There's been a little bit of discussion on advanced stuff. I think maybe a follow-up course might be a good idea here. Someone noticed that if you apply a filter to the training set, you need to apply exactly the same filter to the test set, which is sometimes a bit difficult to do, particularly if the training and test sets are produced by cross-validation. There's an advanced classifier called the "FilteredClassifier" which addresses that problem.
In his response to a question on the supermarket dataset, Peter mentioned "unbalanced" datasets, and the cost of different kinds of error. This is something that Weka can take into account with a cost sensitive evaluation, and there is a classifier called the CostSensitiveClassifier that allows you to do that.
Finally, someone just asked a question on attribute selection: how do you select a good subset of attributes? Excellent question! There's a whole attribute Selection panel, which we're not able to talk about in this MOOC. This is just an introductory MOOC on Weka. Maybe we'll come up with an advanced, followup MOOC where we're able to discuss some of these more advanced issues.

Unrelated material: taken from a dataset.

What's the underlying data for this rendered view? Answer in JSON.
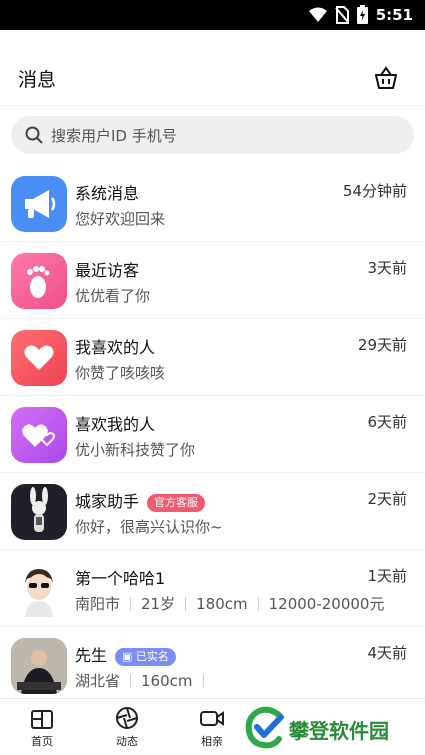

That's it. I just want to finish with a picture that someone sent in of two wekas in an enclosure. It's rare to see wekas in the wild -- I've seen them a couple of times myself, but not very often. More likely, to see a weka you need to go to a place where they keep captured wekas for you to look at. Here are two wekas that Leah from Vancouver sent in.
That's it. Now Class 3 is up now, and off you go with Class 3. Good luck! We'll talk to you later. Bye for now!